Doug: Okay. I'm gonna make the assumption that this is related to the laboratories doing the testing, rather than the individual doing the sample collection. So I have to make that assumption, first and foremost. There are what we call PT providers that will ... that you contract with if you're a laboratory that will send you samples on a periodic basis of known microbiology. And what you do is you perform the testing on those samples and compare your results with all the other participants of that PT program. And that gives the laboratory data points on how it's performing. So that certainly is the way Eurofins does it and the way most other third party laboratories would do it.

 

Sarah: Yeah, and I'll slide in here too. I do know that Eurofins training consulting does offer environmental monitoring program training courses. Doug, you are often personally involved in those training programs. We also have a swabbing guide that anyone can use as a resource for training individuals who are doing the swabbing, as well.

 

Doug: And we also offer a good laboratory practices workshop, as well.

 

Sarah: Yup. All right, I know we're at 2 o'clock, but I'll ask one final question since we still have you on the line, Doug. What about standing water in washrooms? What's the concern there?

 

Doug: Okay. Yeah, it's a similar answer to the boiler room. Anytime you have standing water you should be asking where is the best place for pathogens to multiply and grow?
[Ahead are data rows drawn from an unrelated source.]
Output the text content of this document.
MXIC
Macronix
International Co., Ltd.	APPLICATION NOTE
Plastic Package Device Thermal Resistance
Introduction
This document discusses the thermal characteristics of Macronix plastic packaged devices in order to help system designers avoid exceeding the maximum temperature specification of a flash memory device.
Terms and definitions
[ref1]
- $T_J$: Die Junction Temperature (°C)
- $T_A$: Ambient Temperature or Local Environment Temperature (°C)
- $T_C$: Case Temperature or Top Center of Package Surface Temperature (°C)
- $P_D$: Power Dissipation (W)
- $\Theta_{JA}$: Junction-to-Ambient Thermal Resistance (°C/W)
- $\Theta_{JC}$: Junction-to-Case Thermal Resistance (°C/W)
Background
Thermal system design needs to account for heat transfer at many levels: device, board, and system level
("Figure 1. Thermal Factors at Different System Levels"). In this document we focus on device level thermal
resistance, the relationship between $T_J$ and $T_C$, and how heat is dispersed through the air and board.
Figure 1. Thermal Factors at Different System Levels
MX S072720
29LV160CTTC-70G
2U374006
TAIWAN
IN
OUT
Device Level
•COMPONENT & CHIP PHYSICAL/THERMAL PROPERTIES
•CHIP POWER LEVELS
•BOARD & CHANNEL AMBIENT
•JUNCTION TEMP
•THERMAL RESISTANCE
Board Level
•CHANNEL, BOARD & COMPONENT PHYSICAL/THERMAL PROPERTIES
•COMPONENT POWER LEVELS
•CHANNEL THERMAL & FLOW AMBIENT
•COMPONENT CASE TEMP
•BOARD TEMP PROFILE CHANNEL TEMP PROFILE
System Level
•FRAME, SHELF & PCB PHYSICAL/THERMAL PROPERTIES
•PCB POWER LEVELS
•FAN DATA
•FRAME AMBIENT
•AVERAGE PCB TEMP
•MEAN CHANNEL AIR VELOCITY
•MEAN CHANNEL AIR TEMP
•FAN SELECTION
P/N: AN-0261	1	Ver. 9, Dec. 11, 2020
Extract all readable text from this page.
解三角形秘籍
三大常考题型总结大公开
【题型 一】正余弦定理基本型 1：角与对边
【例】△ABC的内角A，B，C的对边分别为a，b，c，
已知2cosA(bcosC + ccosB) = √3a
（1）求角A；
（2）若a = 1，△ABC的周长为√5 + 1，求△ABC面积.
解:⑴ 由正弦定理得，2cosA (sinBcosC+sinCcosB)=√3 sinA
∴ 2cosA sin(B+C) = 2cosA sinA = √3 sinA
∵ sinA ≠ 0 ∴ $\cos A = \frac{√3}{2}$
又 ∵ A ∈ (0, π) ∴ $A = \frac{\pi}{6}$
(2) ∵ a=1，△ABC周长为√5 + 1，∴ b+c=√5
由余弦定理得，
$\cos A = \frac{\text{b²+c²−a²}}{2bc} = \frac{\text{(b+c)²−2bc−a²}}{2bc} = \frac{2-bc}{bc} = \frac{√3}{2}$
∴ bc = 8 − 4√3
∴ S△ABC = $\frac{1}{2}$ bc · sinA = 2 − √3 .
And if that's the case, what kind of traffic patterns have access to that standing water? So does equipment go across this? Do people walk across it? Your cleaning and sanitation, do you splatter this water elsewhere in the facility? So all those increase the risk of getting that water in a non-food production area, perhaps it could help you get access of pathogens on the direct product contact surfaces and increase the risk. So you need to define that risk for that particular area where you have standing water. The general rule is if I'm auditing a facility and I see standing water, that's automatically going to raise my eyebrows and I'm going to ask, what do you do to manage this standing water? And if the answer is nothing, then I would consider that to be accepting too much risk.

 

Sarah: All right. Thank you so much, Doug, for all of your responses. And thank you for giving our presentation today. A final thank you to everyone who attended our webinar today. Thank you guys all for tuning in. We will be sending a copy of the slides and recording of this presentation out to everyone. We'll also be following up on the questions that came in before we had time to respond. There are quite a few, so we'll follow-up on those with you directly. And with that, I will sign off. Thank you, everyone.